I curated my first all-PoPsie Randolph exhibition at Chartwell Booksellers in 2007. It was an extraordinary success. One day during the show's second month, a tall, lean gentleman ambled into the store and asked how PoPsie's photographs were selling. Very well, I answered. "I can't say I'm thrilled to hear that," the stranger retorted, “my name is Michael Randolph and those are my father's pictures."
Frank Driggs, in his basement, had told me he'd been offered the opportunity to buy PoPsie's "stuff" — his entire 100,000-plus cache of negatives — by one of PoPsie's sons after PoPsie died, from cancer, at the age of 57 in 1978. All he could afford to buy, Frank said, was 30,000 of those negatives.

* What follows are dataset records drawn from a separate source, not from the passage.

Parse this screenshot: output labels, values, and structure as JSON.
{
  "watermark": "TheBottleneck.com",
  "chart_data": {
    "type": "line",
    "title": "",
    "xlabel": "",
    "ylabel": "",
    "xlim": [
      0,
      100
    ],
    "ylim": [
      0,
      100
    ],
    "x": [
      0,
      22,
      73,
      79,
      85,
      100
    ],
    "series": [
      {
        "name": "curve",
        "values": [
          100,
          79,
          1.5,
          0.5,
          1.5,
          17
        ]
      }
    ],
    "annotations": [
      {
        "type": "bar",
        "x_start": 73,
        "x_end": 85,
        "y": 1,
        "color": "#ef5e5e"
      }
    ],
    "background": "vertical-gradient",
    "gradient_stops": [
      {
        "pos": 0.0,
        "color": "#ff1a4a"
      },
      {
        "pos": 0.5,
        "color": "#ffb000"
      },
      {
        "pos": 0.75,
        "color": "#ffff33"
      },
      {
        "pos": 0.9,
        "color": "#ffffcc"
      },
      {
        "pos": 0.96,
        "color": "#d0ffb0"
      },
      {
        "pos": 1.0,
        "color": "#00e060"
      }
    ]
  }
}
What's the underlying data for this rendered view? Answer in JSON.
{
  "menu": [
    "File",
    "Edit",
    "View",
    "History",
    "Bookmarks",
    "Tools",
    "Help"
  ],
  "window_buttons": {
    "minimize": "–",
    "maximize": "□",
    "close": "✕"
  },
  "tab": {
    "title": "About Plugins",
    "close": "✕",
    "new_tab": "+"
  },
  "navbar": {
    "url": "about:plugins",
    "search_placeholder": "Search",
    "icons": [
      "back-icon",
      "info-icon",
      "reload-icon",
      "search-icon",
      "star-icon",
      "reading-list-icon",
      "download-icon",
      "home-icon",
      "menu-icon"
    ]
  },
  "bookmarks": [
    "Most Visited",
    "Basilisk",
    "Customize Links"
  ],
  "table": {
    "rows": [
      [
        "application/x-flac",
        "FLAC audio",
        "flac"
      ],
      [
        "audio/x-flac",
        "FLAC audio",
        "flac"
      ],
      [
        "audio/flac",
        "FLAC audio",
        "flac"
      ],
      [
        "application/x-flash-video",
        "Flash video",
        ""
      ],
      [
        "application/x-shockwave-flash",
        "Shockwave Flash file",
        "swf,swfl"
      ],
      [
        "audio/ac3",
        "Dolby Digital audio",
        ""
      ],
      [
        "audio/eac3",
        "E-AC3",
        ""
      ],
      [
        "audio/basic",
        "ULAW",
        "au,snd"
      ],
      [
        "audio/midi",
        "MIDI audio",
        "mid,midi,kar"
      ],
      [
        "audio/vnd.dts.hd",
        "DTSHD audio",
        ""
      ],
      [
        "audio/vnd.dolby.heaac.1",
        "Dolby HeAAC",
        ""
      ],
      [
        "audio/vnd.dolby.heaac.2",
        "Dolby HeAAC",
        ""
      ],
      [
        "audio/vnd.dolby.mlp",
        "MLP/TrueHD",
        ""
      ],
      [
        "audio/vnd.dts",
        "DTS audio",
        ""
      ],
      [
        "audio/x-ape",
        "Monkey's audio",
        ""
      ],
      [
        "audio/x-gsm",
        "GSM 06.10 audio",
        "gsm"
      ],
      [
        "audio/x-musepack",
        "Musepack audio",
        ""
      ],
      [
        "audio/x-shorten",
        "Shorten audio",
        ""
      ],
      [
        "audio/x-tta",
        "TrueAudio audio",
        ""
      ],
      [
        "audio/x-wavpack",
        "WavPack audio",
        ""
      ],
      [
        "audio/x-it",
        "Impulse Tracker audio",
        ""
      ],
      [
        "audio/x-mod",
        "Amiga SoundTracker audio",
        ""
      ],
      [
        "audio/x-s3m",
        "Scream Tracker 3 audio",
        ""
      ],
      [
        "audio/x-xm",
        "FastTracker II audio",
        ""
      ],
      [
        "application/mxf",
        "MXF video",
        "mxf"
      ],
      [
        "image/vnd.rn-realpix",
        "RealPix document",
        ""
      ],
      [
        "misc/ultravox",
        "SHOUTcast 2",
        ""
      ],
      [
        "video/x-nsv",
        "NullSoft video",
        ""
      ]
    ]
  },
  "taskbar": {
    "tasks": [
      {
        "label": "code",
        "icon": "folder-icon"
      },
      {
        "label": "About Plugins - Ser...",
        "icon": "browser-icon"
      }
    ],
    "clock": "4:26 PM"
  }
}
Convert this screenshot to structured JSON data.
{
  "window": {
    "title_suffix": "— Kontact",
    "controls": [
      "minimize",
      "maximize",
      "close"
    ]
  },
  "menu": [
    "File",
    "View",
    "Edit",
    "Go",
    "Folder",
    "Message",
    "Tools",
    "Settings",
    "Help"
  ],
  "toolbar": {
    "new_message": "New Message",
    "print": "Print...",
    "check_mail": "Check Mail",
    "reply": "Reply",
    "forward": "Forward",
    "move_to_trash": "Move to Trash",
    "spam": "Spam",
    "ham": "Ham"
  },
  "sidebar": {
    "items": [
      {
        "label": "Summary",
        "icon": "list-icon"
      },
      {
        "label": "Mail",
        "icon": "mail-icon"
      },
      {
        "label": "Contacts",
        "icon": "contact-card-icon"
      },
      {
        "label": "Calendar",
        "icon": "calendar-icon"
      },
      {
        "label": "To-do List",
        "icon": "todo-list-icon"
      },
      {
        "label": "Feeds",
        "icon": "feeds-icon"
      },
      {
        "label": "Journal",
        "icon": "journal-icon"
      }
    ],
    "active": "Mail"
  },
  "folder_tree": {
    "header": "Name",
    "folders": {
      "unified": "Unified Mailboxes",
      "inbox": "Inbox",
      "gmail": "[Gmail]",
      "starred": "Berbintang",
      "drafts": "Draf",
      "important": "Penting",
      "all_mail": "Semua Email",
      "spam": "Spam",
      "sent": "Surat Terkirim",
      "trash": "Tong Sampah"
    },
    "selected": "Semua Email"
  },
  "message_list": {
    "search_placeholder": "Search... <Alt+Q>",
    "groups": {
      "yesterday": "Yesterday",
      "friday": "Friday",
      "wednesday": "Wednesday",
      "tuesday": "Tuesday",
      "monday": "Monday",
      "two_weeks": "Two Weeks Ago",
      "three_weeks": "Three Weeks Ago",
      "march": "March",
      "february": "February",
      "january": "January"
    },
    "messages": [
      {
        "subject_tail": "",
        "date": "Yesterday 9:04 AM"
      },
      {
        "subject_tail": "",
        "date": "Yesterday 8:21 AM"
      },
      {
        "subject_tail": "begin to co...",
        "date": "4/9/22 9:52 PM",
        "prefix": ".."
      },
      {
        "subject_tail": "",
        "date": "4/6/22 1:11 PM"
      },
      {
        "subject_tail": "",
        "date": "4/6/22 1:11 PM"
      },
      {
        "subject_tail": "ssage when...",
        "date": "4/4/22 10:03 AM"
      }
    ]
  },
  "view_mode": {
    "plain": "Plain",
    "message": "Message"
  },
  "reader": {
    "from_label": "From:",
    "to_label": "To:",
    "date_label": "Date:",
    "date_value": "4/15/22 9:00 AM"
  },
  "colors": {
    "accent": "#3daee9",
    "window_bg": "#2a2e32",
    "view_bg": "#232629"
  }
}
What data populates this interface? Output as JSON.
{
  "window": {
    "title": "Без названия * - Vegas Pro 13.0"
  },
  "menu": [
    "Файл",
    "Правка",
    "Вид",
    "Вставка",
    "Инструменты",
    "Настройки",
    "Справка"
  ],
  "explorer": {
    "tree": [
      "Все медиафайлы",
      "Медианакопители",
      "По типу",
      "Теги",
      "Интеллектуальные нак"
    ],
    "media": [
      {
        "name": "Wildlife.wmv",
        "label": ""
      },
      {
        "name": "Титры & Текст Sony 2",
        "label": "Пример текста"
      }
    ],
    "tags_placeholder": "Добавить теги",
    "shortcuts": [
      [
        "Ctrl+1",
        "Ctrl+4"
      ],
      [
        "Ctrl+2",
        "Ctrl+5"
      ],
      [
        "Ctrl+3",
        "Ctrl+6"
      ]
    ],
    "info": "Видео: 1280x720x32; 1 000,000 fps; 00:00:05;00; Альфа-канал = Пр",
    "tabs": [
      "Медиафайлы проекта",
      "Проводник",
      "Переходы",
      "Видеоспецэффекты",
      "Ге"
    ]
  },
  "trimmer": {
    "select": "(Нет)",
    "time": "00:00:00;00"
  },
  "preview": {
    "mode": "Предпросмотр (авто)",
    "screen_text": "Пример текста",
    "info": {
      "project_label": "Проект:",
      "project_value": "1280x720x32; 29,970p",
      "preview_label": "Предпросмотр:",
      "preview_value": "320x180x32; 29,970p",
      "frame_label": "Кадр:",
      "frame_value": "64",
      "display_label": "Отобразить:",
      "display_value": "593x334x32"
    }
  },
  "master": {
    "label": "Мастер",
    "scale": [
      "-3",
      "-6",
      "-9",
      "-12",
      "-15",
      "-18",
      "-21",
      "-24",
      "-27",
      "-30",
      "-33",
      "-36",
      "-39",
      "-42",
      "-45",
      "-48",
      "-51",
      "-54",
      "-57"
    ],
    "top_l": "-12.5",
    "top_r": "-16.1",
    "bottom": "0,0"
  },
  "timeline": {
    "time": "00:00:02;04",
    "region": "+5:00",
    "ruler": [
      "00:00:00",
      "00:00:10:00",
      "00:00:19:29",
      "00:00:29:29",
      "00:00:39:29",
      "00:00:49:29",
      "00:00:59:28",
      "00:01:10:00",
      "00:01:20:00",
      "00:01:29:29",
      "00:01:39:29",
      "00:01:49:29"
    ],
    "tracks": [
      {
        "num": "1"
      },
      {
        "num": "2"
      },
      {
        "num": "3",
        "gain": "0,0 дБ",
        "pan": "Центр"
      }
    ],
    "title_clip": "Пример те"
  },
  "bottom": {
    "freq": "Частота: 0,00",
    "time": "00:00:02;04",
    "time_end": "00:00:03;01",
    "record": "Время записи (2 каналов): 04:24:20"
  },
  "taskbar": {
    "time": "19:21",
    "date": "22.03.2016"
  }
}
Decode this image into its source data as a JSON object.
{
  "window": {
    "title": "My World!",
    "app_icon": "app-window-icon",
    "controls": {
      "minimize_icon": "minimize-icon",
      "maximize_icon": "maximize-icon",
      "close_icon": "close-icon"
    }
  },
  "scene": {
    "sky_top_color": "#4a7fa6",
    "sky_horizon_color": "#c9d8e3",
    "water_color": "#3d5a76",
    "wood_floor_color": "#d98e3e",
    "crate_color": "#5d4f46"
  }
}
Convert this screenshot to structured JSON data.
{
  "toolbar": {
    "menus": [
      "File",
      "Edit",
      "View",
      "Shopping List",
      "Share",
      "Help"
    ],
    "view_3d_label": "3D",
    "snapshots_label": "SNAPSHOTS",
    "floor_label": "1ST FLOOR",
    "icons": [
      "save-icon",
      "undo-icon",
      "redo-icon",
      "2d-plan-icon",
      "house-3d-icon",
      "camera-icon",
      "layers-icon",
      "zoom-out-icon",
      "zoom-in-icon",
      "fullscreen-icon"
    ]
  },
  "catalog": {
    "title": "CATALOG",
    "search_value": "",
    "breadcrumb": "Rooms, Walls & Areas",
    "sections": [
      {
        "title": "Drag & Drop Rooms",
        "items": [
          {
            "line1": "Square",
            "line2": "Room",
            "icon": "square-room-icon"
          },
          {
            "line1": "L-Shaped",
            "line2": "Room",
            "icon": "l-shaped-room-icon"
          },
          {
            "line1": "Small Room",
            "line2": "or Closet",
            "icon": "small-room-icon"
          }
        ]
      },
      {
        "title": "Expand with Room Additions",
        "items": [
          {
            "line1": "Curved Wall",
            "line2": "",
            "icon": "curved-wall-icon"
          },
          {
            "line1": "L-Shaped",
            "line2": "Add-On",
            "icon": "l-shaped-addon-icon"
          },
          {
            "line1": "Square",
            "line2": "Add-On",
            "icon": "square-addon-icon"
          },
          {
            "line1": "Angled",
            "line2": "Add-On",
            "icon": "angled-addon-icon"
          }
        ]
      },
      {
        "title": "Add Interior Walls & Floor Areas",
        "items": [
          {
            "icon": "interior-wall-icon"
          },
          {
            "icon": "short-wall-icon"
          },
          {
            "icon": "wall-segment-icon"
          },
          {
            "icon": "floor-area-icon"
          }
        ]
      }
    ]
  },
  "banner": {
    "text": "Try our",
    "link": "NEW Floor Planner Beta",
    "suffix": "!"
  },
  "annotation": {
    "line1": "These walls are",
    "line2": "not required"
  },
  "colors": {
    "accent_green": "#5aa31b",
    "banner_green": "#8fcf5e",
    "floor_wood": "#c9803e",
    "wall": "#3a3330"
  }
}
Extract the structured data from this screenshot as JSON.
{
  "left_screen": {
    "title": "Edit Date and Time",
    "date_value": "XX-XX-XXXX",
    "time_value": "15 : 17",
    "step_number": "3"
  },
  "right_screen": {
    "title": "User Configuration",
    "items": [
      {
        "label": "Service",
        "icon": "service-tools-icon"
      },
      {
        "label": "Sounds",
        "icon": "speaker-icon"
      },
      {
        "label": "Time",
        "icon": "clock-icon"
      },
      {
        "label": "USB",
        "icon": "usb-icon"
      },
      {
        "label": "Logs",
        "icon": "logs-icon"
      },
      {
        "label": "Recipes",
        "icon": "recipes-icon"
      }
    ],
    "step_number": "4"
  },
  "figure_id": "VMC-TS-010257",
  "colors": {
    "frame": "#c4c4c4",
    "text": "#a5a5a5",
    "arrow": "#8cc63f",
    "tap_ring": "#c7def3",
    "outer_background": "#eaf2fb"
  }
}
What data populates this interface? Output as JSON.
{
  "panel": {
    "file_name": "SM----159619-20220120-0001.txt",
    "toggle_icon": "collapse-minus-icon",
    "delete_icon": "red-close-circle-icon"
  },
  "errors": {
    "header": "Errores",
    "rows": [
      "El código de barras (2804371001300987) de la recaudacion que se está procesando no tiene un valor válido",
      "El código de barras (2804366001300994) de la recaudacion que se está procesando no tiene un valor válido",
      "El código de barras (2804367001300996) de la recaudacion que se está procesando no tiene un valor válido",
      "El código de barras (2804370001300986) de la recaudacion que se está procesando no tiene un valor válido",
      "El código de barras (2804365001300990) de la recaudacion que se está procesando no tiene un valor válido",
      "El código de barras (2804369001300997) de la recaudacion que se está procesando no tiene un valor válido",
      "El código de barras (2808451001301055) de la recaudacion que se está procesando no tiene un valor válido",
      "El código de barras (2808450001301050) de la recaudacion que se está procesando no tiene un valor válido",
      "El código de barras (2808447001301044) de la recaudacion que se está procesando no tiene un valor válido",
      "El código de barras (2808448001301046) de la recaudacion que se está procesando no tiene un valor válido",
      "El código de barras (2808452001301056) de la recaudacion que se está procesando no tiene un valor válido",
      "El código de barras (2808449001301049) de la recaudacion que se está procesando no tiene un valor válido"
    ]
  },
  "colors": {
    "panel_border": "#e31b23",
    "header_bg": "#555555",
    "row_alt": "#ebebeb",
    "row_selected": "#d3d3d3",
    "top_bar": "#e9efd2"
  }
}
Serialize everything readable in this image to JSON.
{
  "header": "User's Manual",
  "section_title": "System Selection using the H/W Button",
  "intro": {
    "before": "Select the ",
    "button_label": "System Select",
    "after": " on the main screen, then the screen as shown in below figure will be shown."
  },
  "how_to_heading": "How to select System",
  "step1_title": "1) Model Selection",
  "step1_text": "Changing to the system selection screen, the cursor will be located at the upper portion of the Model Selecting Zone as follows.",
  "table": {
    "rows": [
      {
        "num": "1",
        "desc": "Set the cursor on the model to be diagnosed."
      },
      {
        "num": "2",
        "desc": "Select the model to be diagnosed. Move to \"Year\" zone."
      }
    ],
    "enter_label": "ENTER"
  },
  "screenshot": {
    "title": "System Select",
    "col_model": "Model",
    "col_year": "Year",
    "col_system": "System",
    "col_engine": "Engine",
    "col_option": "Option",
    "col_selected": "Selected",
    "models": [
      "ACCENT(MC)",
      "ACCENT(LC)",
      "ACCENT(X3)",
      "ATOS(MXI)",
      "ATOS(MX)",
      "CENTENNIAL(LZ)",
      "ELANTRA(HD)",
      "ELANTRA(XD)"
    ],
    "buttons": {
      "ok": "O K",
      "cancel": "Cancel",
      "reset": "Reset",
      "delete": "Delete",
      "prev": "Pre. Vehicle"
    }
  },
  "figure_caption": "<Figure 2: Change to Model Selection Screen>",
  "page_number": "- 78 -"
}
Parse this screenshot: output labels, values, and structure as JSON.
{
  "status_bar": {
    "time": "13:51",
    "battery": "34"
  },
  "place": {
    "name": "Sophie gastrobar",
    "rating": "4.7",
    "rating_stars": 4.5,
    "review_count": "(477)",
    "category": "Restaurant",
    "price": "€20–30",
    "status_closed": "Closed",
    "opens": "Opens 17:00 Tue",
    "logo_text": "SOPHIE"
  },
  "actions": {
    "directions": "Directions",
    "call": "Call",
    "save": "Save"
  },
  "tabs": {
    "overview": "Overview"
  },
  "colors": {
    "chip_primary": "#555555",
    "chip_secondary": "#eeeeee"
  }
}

Clearly, Michael Randolph was not the brother who'd made that sale. When I explained to him where my PoPsie prints had come from, he was not placated.
Michael’s innate sweetness, though — a quality many people also had used to describe his father — instantly overcame Michael’s inherent objections to how his pop's pics had come to line my walls. Michael so loved how those pictures looked up there that he quickly suggested I remount my PoPsie show with prints from his own extensive family holdings.
I agreed, and a friendship was born. We redeployed the new show to launch Mike’s new book about his dad: "PoPsie" N.Y: Popular Music Through The Camera Lens of William "PoPsie" Randolph, a first-rate catalogue of PoPsie's greatest images that remains in print today.
No-one got a bigger kick out of PoPsie pictures than his son Michael, who later asked me to write an introduction to another book he was putting together collecting his father's early Sinatra images; FRANK SINATRA NEW YORK, NY 1939-1956. I was proud to accept.